Dans le monde sans en être

Noël : rejoindre les marges de l’Eglise

NoelComme le Fils du Père, aller jusqu’aux périphéries du monde

         En ce temps de Noël, où Dieu est descendu dans notre misère, il devient plus que jamais opportun de s’interroger sur les « marges » de l’Eglise que le pape François nous invite à rejoindre. De même que le Fils de Dieu, quittant la maison paternelle où régnait l’indicible bonheur de l’amour échangé entre lui, le Père et l’Esprit, est venu habiter chez nous où la discorde le dispute à la pauvreté matérielle et psychologique, de même les chrétiens, à la suite de leur Seigneur, ne vivront jamais l’esprit de Noël sans aller rejoindre leurs frères qui se sont éloignés de la maison de Dieu, l’Eglise, ou bien qui vivent aux confins du monde.

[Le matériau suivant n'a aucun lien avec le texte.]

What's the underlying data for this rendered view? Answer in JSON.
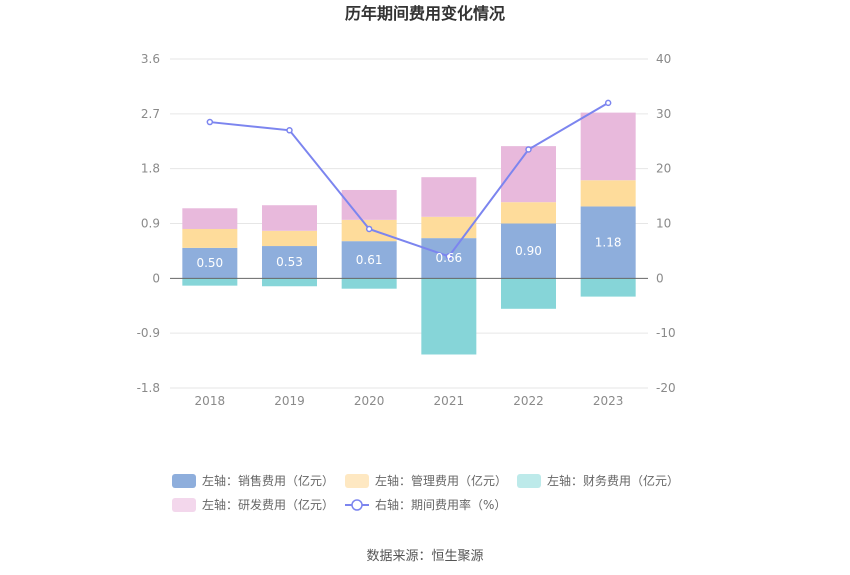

         Mais qui sont-ils ces « hommes de la marge », ces personnes qui se tiennent « à la périphérie » ? En fait, les chrétiens ne les aperçoivent pas tous à la même place. Comme midi, chacun les voit à sa porte. Pour les uns ces sont ceux que frappe la misère la plus noire: sans-domicile, sans travail, itinérants sans feu ni lieu, mendiants occasionnels ou permanents. Pour d’autres ce sont les hommes qui ont déserté l’Eglise à la suite de différends portant sur les moeurs ou sur des situations maritales ou affectives qui les mettent en porte-à-faux, à tort ou à raison, par rapport à l’enseignement du Magistère: séparés, divorcés remariés, ou plus simplement personnes scandalisées par des comportements peu évangéliques constatés au sein de l’institution.

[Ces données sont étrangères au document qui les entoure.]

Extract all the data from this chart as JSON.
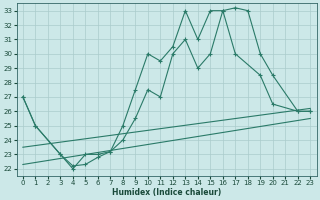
{
  "xlabel": "Humidex (Indice chaleur)",
  "xlim": [
    -0.5,
    23.5
  ],
  "ylim": [
    21.5,
    33.5
  ],
  "xticks": [
    0,
    1,
    2,
    3,
    4,
    5,
    6,
    7,
    8,
    9,
    10,
    11,
    12,
    13,
    14,
    15,
    16,
    17,
    18,
    19,
    20,
    21,
    22,
    23
  ],
  "yticks": [
    22,
    23,
    24,
    25,
    26,
    27,
    28,
    29,
    30,
    31,
    32,
    33
  ],
  "bg_color": "#cce8e8",
  "line_color": "#2a7a68",
  "grid_color": "#b8d8d8",
  "lines": [
    {
      "x": [
        0,
        1,
        3,
        4,
        5,
        6,
        7,
        8,
        9,
        10,
        11,
        12,
        13,
        14,
        15,
        16,
        17,
        18,
        19,
        20,
        22,
        23
      ],
      "y": [
        27,
        25,
        23,
        22,
        23,
        23,
        23.2,
        25,
        27.5,
        30,
        29.5,
        30.5,
        33,
        31,
        33,
        33,
        33.2,
        33,
        30,
        28.5,
        26,
        26
      ],
      "marker": true
    },
    {
      "x": [
        0,
        1,
        3,
        4,
        5,
        6,
        7,
        8,
        9,
        10,
        11,
        12,
        13,
        14,
        15,
        16,
        17,
        19,
        20,
        22,
        23
      ],
      "y": [
        27,
        25,
        23,
        22.2,
        22.3,
        22.8,
        23.2,
        24,
        25.5,
        27.5,
        27,
        30,
        31,
        29,
        30,
        33,
        30,
        28.5,
        26.5,
        26,
        26
      ],
      "marker": true
    },
    {
      "x": [
        0,
        23
      ],
      "y": [
        23.5,
        26.2
      ],
      "marker": false
    },
    {
      "x": [
        0,
        23
      ],
      "y": [
        22.3,
        25.5
      ],
      "marker": false
    }
  ]
}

                   Les pauvres sont à nos portes

         Il existe d’autres contrées à explorer pour rester fidèle au Christ Jésus qui a fait ce si long voyage de la maison paternelle jusqu’à nous. Par exemple le grand continent des non-croyants, des mal-croyants, des mé-croyants, des agnostiques. Ne sont-ils pas légion dans notre Occident sécularisé? Est-ce une raison de ne pas s’en soucier en ce temps de Noël? Si la foi est un trésor, ne sont-ils pas alors parmi les plus pauvres d’entre nous? N’oublions pas non plus les malades sans espérance, les prisonniers, les handicapés. Cette personne « de la marge », elle se trouve parfois tout près de nous. L’éloignement géographique ou sociologique n’est pas un critère déterminant en cette matière. Il n’est pas donné à tous de partir à l’extrémité du monde pour secourir les malheureux des bidonvilles des mégapoles tentaculaires. La « périphérie » peut habiter l’immeuble de votre résidence. Libre à chacun d’ouvrir les yeux sur la pauvreté polymorphe qui l’entoure.

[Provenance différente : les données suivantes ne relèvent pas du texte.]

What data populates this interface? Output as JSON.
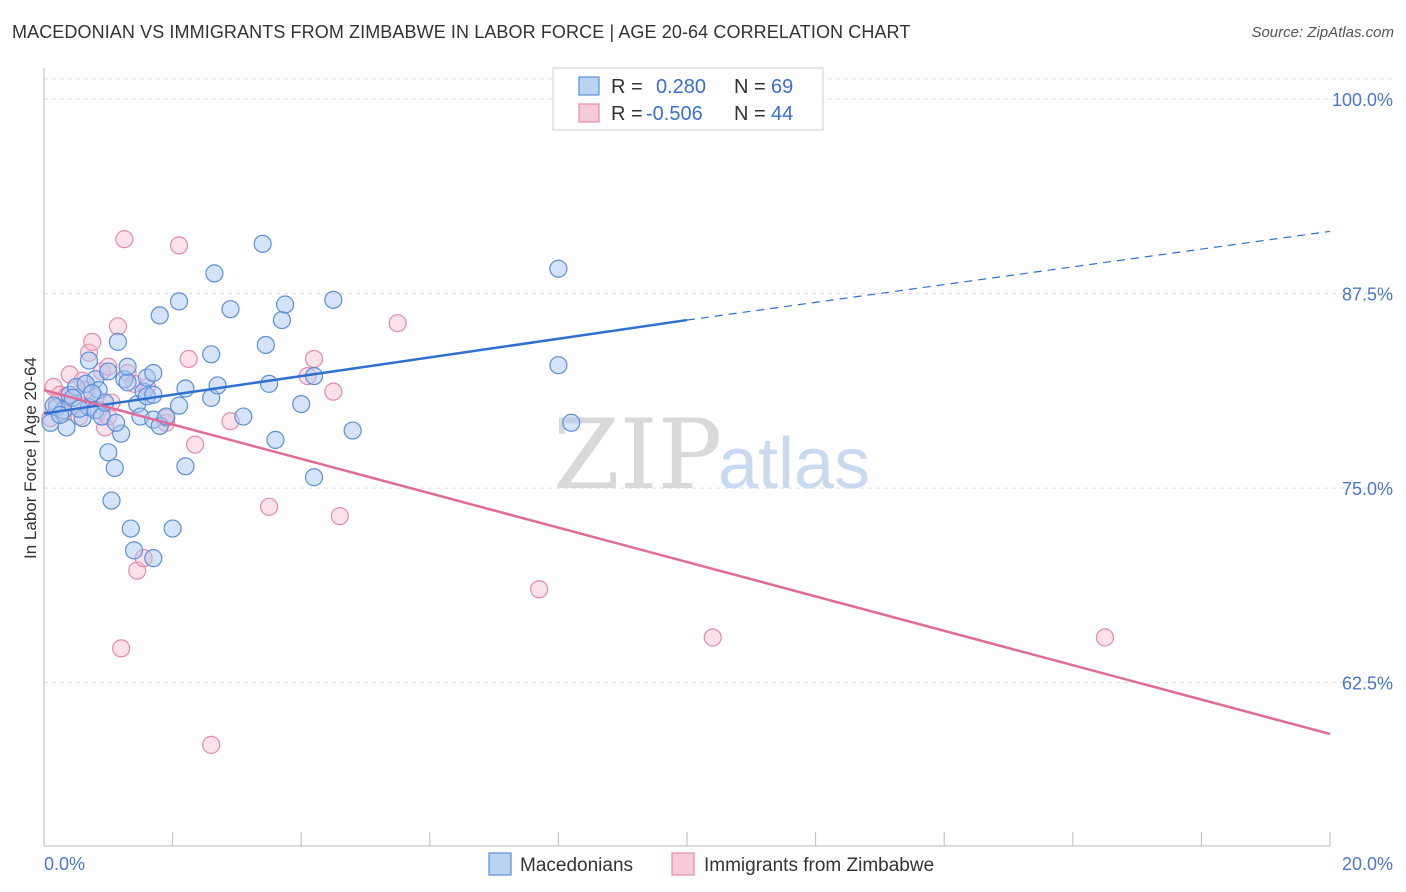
{
  "title": "MACEDONIAN VS IMMIGRANTS FROM ZIMBABWE IN LABOR FORCE | AGE 20-64 CORRELATION CHART",
  "source": "Source: ZipAtlas.com",
  "watermark": {
    "zip": "ZIP",
    "atlas": "atlas"
  },
  "colors": {
    "macedonians_fill": "#a9c8f0",
    "macedonians_stroke": "#5b8fd8",
    "macedonians_line": "#2f6fd0",
    "zimbabwe_fill": "#f5bdd0",
    "zimbabwe_stroke": "#e88aaa",
    "zimbabwe_line": "#e06a98",
    "tick_text": "#4a78c8",
    "grid": "#dddddd"
  },
  "legend": {
    "rows": [
      {
        "r_label": "R =",
        "r_value": "0.280",
        "n_label": "N =",
        "n_value": "69"
      },
      {
        "r_label": "R =",
        "r_value": "-0.506",
        "n_label": "N =",
        "n_value": "44"
      }
    ]
  },
  "bottom_legend": [
    "Macedonians",
    "Immigrants from Zimbabwe"
  ],
  "chart_data": {
    "type": "scatter",
    "title": "MACEDONIAN VS IMMIGRANTS FROM ZIMBABWE IN LABOR FORCE | AGE 20-64 CORRELATION CHART",
    "ylabel": "In Labor Force | Age 20-64",
    "xlabel": "",
    "xlim": [
      0,
      20
    ],
    "ylim": [
      52,
      102
    ],
    "x_tick_labels": [
      "0.0%",
      "20.0%"
    ],
    "y_ticks": [
      62.5,
      75.0,
      87.5,
      100.0
    ],
    "y_tick_labels": [
      "62.5%",
      "75.0%",
      "87.5%",
      "100.0%"
    ],
    "grid": true,
    "legend_position": "top-center",
    "series": [
      {
        "name": "Macedonians",
        "R": 0.28,
        "N": 69,
        "trend": {
          "x0": 0,
          "y0": 79.8,
          "x1": 10,
          "y1": 85.8,
          "dashed_to_x": 20,
          "dashed_to_y": 91.5
        },
        "points": [
          [
            0.1,
            79.2
          ],
          [
            0.2,
            80.2
          ],
          [
            0.3,
            80.0
          ],
          [
            0.35,
            78.9
          ],
          [
            0.4,
            81.0
          ],
          [
            0.5,
            81.5
          ],
          [
            0.6,
            79.5
          ],
          [
            0.7,
            80.2
          ],
          [
            0.7,
            83.2
          ],
          [
            0.8,
            82.0
          ],
          [
            0.8,
            80.0
          ],
          [
            0.85,
            81.3
          ],
          [
            0.9,
            79.6
          ],
          [
            1.0,
            82.5
          ],
          [
            1.0,
            77.3
          ],
          [
            1.05,
            74.2
          ],
          [
            1.1,
            76.3
          ],
          [
            1.15,
            84.4
          ],
          [
            1.2,
            78.5
          ],
          [
            1.25,
            82.0
          ],
          [
            1.3,
            81.8
          ],
          [
            1.3,
            82.8
          ],
          [
            1.35,
            72.4
          ],
          [
            1.4,
            71.0
          ],
          [
            1.45,
            80.4
          ],
          [
            1.5,
            79.6
          ],
          [
            1.55,
            81.2
          ],
          [
            1.6,
            80.9
          ],
          [
            1.6,
            82.1
          ],
          [
            1.7,
            79.4
          ],
          [
            1.7,
            70.5
          ],
          [
            1.7,
            81.0
          ],
          [
            1.7,
            82.4
          ],
          [
            1.8,
            86.1
          ],
          [
            1.8,
            79.0
          ],
          [
            1.9,
            79.6
          ],
          [
            2.0,
            72.4
          ],
          [
            2.1,
            80.3
          ],
          [
            2.1,
            87.0
          ],
          [
            2.2,
            81.4
          ],
          [
            2.2,
            76.4
          ],
          [
            2.6,
            83.6
          ],
          [
            2.6,
            80.8
          ],
          [
            2.65,
            88.8
          ],
          [
            2.7,
            81.6
          ],
          [
            2.9,
            86.5
          ],
          [
            3.1,
            79.6
          ],
          [
            3.4,
            90.7
          ],
          [
            3.45,
            84.2
          ],
          [
            3.5,
            81.7
          ],
          [
            3.6,
            78.1
          ],
          [
            3.7,
            85.8
          ],
          [
            3.75,
            86.8
          ],
          [
            4.0,
            80.4
          ],
          [
            4.2,
            75.7
          ],
          [
            4.2,
            82.2
          ],
          [
            4.5,
            87.1
          ],
          [
            4.8,
            78.7
          ],
          [
            8.0,
            89.1
          ],
          [
            8.0,
            82.9
          ],
          [
            8.2,
            79.2
          ],
          [
            0.15,
            80.3
          ],
          [
            0.45,
            80.8
          ],
          [
            0.55,
            80.1
          ],
          [
            0.65,
            81.7
          ],
          [
            0.95,
            80.5
          ],
          [
            1.12,
            79.2
          ],
          [
            0.25,
            79.7
          ],
          [
            0.75,
            81.1
          ]
        ]
      },
      {
        "name": "Immigrants from Zimbabwe",
        "R": -0.506,
        "N": 44,
        "trend": {
          "x0": 0,
          "y0": 81.3,
          "x1": 20,
          "y1": 59.2
        },
        "points": [
          [
            0.1,
            79.5
          ],
          [
            0.15,
            81.5
          ],
          [
            0.2,
            80.5
          ],
          [
            0.25,
            81.0
          ],
          [
            0.3,
            79.8
          ],
          [
            0.4,
            82.3
          ],
          [
            0.5,
            80.3
          ],
          [
            0.6,
            81.9
          ],
          [
            0.7,
            83.7
          ],
          [
            0.75,
            84.4
          ],
          [
            0.8,
            80.8
          ],
          [
            0.85,
            80.0
          ],
          [
            0.9,
            82.5
          ],
          [
            0.95,
            78.9
          ],
          [
            1.0,
            82.8
          ],
          [
            1.05,
            80.5
          ],
          [
            1.15,
            85.4
          ],
          [
            1.2,
            64.7
          ],
          [
            1.25,
            91.0
          ],
          [
            1.3,
            82.4
          ],
          [
            1.4,
            81.7
          ],
          [
            1.45,
            69.7
          ],
          [
            1.55,
            70.5
          ],
          [
            1.6,
            81.5
          ],
          [
            1.9,
            79.2
          ],
          [
            1.9,
            79.5
          ],
          [
            2.1,
            90.6
          ],
          [
            2.25,
            83.3
          ],
          [
            2.35,
            77.8
          ],
          [
            2.6,
            58.5
          ],
          [
            2.9,
            79.3
          ],
          [
            3.5,
            73.8
          ],
          [
            4.1,
            82.2
          ],
          [
            4.2,
            83.3
          ],
          [
            4.5,
            81.2
          ],
          [
            4.6,
            73.2
          ],
          [
            5.5,
            85.6
          ],
          [
            7.7,
            68.5
          ],
          [
            10.4,
            65.4
          ],
          [
            16.5,
            65.4
          ],
          [
            0.35,
            80.9
          ],
          [
            0.55,
            79.6
          ],
          [
            0.65,
            81.3
          ],
          [
            1.0,
            79.6
          ]
        ]
      }
    ]
  }
}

         Il n’est pas interdit non plus de se pencher sur les personnes sans joie, plus nombreuses qu’on ne le croit. Individus qui ont cru pouvoir faire leur bonheur dans leur coin, seuls, qui ont donné dans le panneau de l’individualisme contemporain, et qui, sans bien comprendre pourquoi, se retrouvent au final à ne plus aimer rien ni personne. C’est dur à supporter quelqu’un sans joie. Dur à rejoindre. Pourtant le Christ est venu pour lui aussi. Enfin, la marge de l’Eglise, ou de la société, ce sont également tous les indésirables de la vie: foetus « non conformes », personnes en fin de vie, handicapés.

         On peut encore citer les idolâtres de toute sorte, prisonniers de pseudo-divinités qui leur ont ravi la liberté: sexe, argent, pouvoir.

         Comme on le voit, les périphéries de l’Eglise sont un continent très vaste. Si vous avez l’impression de « manquer de pauvres », ouvrez vos yeux! Vous ne resterez pas démunis bien longtemps. Que la grâce de Noël nous fasse découvrir nos frères et  soeurs qui peuplent cette contrée sans joie afin de leur porter la Bonne Nouvelle, même si ce n’est pas toujours avec des mots.